Rice T W
Department of Thoracic and Cardiovascular Surgery, Cleveland Clinic Foundation, Ohio, USA.
Chest Surg Clin N Am. 2000 Aug;10(3):471-85.
CT is readily available to all patients. It is relatively inexpensive and fees are usually reimbursed. It provides exquisite anatomic detail of the chest and abdomen in patients with esophageal cancer. The only reliable use of CT in the determination of T is the exclusion of T4 tumors, which is suggested by the preservation of fat planes. Enlarged lymph nodes are suspicious for metastatic disease but require further study or tissue sampling if nodal metastases will determine treatment. Its major use is in the detection of distant metastatic disease; however, 30% to 60% of distant metastases may be radiographically occult.
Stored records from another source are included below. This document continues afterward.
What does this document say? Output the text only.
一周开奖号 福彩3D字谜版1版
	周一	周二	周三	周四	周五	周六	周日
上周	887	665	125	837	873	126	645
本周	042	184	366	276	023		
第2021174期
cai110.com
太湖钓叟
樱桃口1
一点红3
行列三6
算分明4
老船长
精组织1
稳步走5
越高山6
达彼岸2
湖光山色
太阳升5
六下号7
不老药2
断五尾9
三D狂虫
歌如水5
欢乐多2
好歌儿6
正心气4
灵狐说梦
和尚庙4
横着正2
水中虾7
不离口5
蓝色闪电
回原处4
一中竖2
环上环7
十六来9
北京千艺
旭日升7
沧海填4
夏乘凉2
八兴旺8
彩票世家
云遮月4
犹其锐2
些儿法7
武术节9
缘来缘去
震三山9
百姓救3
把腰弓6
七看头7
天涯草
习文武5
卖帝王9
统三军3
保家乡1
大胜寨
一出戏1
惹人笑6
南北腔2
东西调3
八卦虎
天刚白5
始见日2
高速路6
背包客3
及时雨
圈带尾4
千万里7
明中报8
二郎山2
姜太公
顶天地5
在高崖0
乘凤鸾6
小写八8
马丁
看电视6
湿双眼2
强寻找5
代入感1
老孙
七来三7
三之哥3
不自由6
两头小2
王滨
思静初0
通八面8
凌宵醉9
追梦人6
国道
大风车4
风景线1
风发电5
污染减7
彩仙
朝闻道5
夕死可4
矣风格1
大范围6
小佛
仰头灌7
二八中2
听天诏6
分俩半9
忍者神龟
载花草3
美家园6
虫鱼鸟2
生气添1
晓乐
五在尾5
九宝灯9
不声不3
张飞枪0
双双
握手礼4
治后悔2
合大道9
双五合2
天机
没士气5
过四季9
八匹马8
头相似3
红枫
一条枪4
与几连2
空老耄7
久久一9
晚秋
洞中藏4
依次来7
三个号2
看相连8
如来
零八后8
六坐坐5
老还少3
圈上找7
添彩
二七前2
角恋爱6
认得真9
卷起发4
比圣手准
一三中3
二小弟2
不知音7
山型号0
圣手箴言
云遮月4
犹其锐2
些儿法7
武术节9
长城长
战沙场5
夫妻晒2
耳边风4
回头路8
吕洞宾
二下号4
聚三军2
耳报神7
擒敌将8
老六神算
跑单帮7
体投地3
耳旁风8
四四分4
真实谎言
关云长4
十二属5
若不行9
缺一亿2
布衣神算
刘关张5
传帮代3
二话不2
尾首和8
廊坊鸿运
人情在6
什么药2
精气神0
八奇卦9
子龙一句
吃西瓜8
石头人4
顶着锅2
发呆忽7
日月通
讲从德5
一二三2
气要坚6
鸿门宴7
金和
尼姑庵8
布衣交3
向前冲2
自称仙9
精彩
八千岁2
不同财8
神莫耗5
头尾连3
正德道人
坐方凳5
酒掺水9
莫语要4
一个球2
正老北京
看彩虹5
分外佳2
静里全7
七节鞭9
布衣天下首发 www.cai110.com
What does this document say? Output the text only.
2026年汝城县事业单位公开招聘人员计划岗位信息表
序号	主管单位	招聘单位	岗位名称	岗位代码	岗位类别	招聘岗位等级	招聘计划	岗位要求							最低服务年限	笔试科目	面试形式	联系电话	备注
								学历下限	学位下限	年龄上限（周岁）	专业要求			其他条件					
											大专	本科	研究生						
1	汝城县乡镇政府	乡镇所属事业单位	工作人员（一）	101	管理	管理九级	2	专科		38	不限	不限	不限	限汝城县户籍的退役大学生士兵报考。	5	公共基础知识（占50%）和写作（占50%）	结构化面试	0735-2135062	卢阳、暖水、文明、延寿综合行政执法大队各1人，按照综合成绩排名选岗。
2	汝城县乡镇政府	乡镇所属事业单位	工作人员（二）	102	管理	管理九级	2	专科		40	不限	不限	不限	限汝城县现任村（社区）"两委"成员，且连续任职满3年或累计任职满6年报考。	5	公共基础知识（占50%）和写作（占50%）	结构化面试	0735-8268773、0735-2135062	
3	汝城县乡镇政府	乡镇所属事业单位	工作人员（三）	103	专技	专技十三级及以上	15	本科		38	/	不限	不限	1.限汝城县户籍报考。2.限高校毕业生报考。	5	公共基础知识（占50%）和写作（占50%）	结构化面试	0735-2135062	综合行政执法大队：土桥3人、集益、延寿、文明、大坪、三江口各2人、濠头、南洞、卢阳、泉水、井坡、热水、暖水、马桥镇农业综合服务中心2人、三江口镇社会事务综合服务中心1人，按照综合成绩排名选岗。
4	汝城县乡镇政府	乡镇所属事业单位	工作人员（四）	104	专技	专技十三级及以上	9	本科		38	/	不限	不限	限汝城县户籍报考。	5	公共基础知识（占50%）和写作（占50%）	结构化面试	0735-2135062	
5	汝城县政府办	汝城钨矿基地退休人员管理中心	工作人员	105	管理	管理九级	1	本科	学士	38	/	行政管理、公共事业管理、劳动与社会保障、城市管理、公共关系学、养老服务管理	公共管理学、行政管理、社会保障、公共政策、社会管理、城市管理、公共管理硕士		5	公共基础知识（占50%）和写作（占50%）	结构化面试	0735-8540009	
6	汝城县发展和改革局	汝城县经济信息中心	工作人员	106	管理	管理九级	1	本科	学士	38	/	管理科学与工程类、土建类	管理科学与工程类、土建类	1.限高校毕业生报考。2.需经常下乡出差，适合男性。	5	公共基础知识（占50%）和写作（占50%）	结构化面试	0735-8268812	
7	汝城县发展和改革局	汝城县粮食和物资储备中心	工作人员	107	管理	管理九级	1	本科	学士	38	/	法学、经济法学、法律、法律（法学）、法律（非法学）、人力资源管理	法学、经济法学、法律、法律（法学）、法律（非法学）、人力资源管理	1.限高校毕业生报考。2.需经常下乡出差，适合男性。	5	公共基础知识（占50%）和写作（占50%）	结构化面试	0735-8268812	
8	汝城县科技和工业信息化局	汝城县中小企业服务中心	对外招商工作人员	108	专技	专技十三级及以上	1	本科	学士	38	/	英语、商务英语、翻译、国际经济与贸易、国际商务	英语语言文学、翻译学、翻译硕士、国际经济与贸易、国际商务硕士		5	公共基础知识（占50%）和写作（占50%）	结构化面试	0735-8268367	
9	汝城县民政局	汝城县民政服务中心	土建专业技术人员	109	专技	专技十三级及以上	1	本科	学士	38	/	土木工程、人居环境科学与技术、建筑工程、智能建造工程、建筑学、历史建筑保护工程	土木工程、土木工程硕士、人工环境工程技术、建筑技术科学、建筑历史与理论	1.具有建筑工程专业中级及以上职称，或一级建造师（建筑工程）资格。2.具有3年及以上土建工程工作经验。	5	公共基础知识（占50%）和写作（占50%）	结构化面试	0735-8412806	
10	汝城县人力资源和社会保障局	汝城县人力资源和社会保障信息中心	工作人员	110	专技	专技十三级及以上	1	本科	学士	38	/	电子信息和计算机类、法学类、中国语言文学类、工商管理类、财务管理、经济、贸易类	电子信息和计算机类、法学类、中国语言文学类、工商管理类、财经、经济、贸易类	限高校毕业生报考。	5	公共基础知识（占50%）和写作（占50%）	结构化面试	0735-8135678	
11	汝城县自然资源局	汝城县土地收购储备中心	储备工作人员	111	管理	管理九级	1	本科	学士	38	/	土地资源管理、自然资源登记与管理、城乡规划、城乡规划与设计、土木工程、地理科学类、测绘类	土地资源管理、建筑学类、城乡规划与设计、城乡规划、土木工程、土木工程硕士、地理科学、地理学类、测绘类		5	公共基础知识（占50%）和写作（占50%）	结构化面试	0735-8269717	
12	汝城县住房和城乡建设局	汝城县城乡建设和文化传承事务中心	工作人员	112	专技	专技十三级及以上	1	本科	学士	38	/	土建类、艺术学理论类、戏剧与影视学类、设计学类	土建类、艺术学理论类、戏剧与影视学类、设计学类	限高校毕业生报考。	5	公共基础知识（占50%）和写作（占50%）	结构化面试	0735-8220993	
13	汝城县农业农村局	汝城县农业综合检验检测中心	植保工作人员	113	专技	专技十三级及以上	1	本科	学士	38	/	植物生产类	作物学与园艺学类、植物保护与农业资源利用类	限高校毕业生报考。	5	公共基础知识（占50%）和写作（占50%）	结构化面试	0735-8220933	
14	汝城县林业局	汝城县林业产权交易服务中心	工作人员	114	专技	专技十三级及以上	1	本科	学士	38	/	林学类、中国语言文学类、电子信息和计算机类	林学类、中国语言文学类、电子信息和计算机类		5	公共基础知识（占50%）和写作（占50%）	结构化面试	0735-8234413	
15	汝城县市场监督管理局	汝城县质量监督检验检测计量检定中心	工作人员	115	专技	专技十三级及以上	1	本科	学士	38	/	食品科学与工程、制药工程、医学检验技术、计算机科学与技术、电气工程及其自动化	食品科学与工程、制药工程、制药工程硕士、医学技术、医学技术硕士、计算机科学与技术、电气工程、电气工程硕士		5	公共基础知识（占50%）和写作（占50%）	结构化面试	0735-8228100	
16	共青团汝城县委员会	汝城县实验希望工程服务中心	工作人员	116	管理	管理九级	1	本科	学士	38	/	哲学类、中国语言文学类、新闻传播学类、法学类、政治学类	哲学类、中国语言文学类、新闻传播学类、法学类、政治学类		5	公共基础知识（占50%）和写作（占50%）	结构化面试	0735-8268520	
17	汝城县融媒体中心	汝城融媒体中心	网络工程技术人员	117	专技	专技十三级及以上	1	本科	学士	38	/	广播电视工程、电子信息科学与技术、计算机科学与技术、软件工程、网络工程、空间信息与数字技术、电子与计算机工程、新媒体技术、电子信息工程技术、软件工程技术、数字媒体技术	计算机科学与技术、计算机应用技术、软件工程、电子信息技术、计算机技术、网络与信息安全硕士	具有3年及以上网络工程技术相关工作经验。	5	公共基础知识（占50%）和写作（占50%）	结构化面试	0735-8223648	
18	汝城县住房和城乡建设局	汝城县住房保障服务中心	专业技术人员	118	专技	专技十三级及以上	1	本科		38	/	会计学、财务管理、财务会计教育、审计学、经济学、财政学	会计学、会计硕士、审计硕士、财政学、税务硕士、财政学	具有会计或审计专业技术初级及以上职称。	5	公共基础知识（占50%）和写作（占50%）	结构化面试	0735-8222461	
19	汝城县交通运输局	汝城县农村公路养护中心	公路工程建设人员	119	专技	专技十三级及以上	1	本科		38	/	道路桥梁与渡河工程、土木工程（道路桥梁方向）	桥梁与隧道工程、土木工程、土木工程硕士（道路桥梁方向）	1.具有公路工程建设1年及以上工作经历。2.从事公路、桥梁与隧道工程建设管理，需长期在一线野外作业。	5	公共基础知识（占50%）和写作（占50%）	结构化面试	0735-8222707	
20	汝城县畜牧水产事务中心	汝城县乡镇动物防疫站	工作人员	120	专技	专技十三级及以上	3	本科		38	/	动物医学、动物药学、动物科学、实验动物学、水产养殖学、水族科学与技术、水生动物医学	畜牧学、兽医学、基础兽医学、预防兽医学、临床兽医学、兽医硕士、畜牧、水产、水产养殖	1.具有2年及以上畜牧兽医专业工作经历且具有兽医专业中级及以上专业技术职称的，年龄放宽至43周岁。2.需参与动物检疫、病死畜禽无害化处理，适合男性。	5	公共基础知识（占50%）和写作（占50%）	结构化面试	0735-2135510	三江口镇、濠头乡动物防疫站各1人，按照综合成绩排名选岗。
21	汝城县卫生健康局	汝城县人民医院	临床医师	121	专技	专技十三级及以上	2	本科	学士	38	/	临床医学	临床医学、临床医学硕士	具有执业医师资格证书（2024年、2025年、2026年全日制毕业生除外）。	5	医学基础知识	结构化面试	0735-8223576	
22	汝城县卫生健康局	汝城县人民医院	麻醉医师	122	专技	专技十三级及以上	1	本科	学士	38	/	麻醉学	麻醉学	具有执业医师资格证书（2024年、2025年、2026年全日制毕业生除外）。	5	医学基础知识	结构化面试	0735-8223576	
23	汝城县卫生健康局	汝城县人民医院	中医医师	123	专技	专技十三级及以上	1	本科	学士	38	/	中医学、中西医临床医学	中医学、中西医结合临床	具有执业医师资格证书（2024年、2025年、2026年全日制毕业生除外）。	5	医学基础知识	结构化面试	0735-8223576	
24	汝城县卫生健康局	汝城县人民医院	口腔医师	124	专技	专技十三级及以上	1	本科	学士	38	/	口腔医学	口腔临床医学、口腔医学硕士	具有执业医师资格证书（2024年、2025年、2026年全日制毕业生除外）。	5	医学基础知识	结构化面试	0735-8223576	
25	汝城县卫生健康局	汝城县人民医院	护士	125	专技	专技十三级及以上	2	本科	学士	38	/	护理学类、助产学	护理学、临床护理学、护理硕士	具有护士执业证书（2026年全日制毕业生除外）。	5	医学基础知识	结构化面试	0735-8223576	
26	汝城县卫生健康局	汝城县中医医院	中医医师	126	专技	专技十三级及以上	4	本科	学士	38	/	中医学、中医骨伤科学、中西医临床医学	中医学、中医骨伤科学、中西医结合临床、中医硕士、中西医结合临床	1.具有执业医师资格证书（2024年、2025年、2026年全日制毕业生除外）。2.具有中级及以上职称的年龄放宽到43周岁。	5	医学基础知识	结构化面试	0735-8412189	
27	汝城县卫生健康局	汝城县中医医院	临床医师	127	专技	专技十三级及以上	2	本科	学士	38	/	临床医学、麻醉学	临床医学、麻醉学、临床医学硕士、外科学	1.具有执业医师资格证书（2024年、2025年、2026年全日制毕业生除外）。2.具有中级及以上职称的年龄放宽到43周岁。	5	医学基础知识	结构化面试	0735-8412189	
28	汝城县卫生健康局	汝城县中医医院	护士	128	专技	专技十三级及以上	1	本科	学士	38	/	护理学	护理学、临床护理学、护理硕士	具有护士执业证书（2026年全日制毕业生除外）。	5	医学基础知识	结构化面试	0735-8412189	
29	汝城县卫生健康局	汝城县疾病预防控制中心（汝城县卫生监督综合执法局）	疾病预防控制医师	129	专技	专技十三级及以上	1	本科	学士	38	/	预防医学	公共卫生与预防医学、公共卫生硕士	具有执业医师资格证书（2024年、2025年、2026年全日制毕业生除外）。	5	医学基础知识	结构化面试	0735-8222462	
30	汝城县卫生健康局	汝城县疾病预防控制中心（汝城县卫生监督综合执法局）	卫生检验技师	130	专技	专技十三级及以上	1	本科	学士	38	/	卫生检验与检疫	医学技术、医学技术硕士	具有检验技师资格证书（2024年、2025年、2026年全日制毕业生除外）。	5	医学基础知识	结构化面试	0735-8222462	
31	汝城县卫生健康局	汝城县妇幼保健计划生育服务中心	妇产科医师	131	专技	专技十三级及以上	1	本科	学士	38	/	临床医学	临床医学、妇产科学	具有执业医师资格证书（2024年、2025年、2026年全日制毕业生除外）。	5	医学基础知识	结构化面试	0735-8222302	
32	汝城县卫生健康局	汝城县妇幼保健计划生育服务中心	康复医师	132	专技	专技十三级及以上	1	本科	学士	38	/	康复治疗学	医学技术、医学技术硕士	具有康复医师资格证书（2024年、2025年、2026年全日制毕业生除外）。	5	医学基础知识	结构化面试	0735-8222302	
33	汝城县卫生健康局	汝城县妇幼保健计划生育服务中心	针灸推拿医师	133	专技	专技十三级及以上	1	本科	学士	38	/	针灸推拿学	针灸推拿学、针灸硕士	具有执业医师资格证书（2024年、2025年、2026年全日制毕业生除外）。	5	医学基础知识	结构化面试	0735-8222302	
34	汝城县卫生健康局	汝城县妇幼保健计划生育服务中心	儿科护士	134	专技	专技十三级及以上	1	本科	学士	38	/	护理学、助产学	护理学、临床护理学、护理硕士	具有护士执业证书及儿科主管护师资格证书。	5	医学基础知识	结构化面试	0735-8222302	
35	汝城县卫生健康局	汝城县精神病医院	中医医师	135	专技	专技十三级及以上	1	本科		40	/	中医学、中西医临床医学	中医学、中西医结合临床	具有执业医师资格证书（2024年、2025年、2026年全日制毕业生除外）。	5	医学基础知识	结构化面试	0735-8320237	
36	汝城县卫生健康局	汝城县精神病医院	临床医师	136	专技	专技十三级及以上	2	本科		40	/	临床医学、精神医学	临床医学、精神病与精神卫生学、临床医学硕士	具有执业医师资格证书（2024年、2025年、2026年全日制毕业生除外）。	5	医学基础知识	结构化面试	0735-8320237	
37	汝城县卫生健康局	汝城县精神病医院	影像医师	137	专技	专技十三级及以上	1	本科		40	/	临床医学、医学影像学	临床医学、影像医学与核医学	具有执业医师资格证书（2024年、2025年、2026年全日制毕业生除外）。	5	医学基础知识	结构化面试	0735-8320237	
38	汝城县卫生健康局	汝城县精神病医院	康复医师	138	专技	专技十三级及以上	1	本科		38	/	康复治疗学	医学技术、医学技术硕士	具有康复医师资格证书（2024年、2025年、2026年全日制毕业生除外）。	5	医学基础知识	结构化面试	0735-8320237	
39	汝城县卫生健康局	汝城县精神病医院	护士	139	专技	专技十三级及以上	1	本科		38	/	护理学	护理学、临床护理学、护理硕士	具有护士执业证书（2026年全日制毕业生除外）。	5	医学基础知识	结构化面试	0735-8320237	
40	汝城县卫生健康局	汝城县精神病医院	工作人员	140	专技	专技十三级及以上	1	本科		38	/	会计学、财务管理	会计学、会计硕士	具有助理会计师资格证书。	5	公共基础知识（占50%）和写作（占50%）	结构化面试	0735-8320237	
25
There is a significant learning curve for EUS staging of esophageal cancer. It is suggested that this study be performed at institutions where there is a dedicated, experienced endoscopic ultrasonographer with adequate instrumentation that allows specialty imaging and EUS-FNA. EUS is the best means of clinically determining T. The addition of EUS-FNA to routine EUS evaluation of lymph nodes allows an accuracy similar to the EUS determination of T. EUS has no purpose in assessment of non-nodal distant metastatic disease; however, the serendipitous finding of distant metastases in adjacent structures visualized during the evaluation of the primary tumor and lymph nodes has, on occasion, detected M1b disease. FDG-PET represents an advance over CT scanning in the screening for distant metastases. The major problems with FDG-PET staging of esophageal cancer is failure to detect metastatic deposits less than 1 cm in diameter and lack of anatomic definition. It is unable to determine T and has been inaccurate in the detection of lymph node metastases. Because this test is not readily available, is expensive, and is not routinely reimbursed, its use in staging esophageal cancer continues to be limited. Today, CT and EUS are the mainstays in the clinical staging of esophageal carcinoma. When possible, FDG-PET should be added to CT to improve the evaluation of non-nodal M1b disease. Results of these studies should determine the necessity for invasive staging techniques and direct their use.
所有患者都可方便地进行CT检查。它相对便宜,费用通常可报销。对于食管癌患者,它能提供胸部和腹部精细的解剖细节。CT在确定T分期方面唯一可靠的用途是排除T4肿瘤,脂肪平面的保留提示可能为T4肿瘤。肿大的淋巴结怀疑有转移,但如果淋巴结转移将决定治疗方案,则需要进一步检查或组织取样。其主要用途是检测远处转移疾病;然而,30%至60%的远处转移在影像学上可能隐匿。食管癌的超声内镜分期存在显著的学习曲线。建议在有专门的、经验丰富的内镜超声检查医师且具备允许进行特殊成像和超声内镜引导下细针穿刺活检(EUS-FNA)的适当设备的机构进行这项检查。超声内镜是临床确定T分期的最佳方法。在常规超声内镜评估淋巴结时增加EUS-FNA,其准确性与超声内镜确定T分期相似。超声内镜对评估非淋巴结远处转移疾病没有作用;然而,在评估原发肿瘤和淋巴结时偶然发现的相邻结构中的远处转移,有时能检测到M1b期疾病。氟脱氧葡萄糖正电子发射断层扫描(FDG-PET)在筛查远处转移方面比CT扫描有所进步。食管癌FDG-PET分期的主要问题是无法检测到直径小于1厘米的转移灶且缺乏解剖定位。它无法确定T分期,在检测淋巴结转移方面也不准确。由于这项检查不易获得、费用昂贵且通常不能报销,其在食管癌分期中的应用仍然有限。如今,CT和超声内镜是食管癌临床分期的主要方法。如有可能,应在CT检查基础上增加FDG-PET,以改善对非淋巴结M1b期疾病的评估。这些检查结果应确定是否需要采用侵入性分期技术并指导其应用。